Credevamo di esserci lasciati
alle spalle l’arroganza dei tecnici, le paternali sui “bamboccioni” e sui
giovani troppo “choosy”, i predicozzi sugli italiani “da riformare”, insomma
gli insulti dei governanti nei confronti del Paese che, in teoria, avrebbero
dovuto servire. Credevamo che con l'esecutivo Letta sarebbe finalmente tornata
la politica, intesa in primo luogo come cinghia di trasmissione tra governo e
società.
Evidentemente ci eravamo
sbagliati, se è vero che l'altroieri, durante la conferenza stampa tenuta a margine
del Consiglio Europeo, il presidente del Consiglio non si è limitato a menar
vanto per il miliardo e mezzo di fondi racimolati al fine di sostenere
l’occupazione italiana, ma si è anche permesso di aggiungere un polemico – e
patetico – “Ora le imprese non hanno più alibi”.
Riepiloghiamo. Le nostre aziende fronteggiano
quotidianamente una pressione fiscale tra le più alte del mondo occidentale.
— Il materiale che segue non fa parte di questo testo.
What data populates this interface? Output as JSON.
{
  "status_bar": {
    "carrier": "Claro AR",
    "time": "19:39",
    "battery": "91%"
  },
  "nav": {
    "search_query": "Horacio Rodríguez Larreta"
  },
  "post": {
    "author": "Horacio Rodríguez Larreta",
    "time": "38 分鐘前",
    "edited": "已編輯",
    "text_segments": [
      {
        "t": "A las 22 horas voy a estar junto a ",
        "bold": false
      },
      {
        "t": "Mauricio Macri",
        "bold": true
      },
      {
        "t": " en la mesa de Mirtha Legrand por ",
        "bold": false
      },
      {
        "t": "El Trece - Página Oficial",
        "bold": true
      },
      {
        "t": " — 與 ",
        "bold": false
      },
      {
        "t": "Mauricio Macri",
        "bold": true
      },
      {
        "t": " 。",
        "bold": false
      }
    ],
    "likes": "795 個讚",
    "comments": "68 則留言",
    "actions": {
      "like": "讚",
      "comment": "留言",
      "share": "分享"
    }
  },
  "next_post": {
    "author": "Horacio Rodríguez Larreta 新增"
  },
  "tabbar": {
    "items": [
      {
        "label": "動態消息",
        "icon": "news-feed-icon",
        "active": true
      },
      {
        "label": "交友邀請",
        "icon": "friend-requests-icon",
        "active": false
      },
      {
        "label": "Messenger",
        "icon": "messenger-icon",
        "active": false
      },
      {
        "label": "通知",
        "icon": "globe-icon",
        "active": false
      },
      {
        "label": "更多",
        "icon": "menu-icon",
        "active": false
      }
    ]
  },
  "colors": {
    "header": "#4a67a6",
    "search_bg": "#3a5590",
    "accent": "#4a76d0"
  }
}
Si
trovano a dover operare in un contesto caratterizzato da una burocrazia
inefficiente, da una giustizia (soprattutto civile) lenta e inadeguata, da una
corruzione endemica.
Fanno i conti con il dumping
delle imprese asiatiche e con un’unione monetaria che sta determinando sempre
di più la deindustrializzazione e l’impoverimento del nostro Paese e che
impedisce loro di concorrere ad armi pari con le imprese dell’Europa del Nord.
Si trovano al sesto anno di una crisi durissima, di cui l’Italia ha fatto le
spese, in termini di caduta di prodotto interno lordo, più di altri.
Intendiamoci: le responsabilità
del declino italiano sono comuni all’intera classe dirigente e nessuno,
compresi gli imprenditori (soprattutto il gotha confindustriale), può chiamarsi
fuori. Ma insomma, tanti di quelli che il Berlusconi che fu chiamava “capitani
coraggiosi” continuano a tenere alto il nome dell’Italia nel mondo, attraverso
un export che a livello europeo è secondo soltanto a quello tedesco. Si
ingegnano di sopravvivere, nonostante il crollo della domanda interna. Rischiano,
al contrario di Letta, che non subisce affatto i rigori della competizione
globale.
A queste imprese il presidente
del Consiglio ha l’impudenza di dire che “non hanno più alibi”. Queste sono le
imprese che dovrebbero di punto in bianco prosperare grazie al “miliardo e
mezzo” generosamente offerto dal Consiglio Europeo, le cui concrete forme di
impiego – peraltro – sono ancora ignote. Affermazioni quantomeno ardite, da
parte di Letta. In questo caso, però, nessuna reazione. Gli italiani sono
oramai assuefatti a subire, oltre al danno, anche la beffa. A essere vilipesi e
insolentiti da un ceto dirigente che dovrebbe tutelarne gli interessi e che si
comporta invece come un sovrano assoluto nei confronti dei propri sudditi. “Non
hanno pane? Che mangino le brioches!”. La frase, (falsamente) attribuita alla
regina Maria Antonietta, torna oggi sotto altra forma nelle parole del premier.
Urgerebbe una rivoluzione, ma all’orizzonte non se ne vede traccia.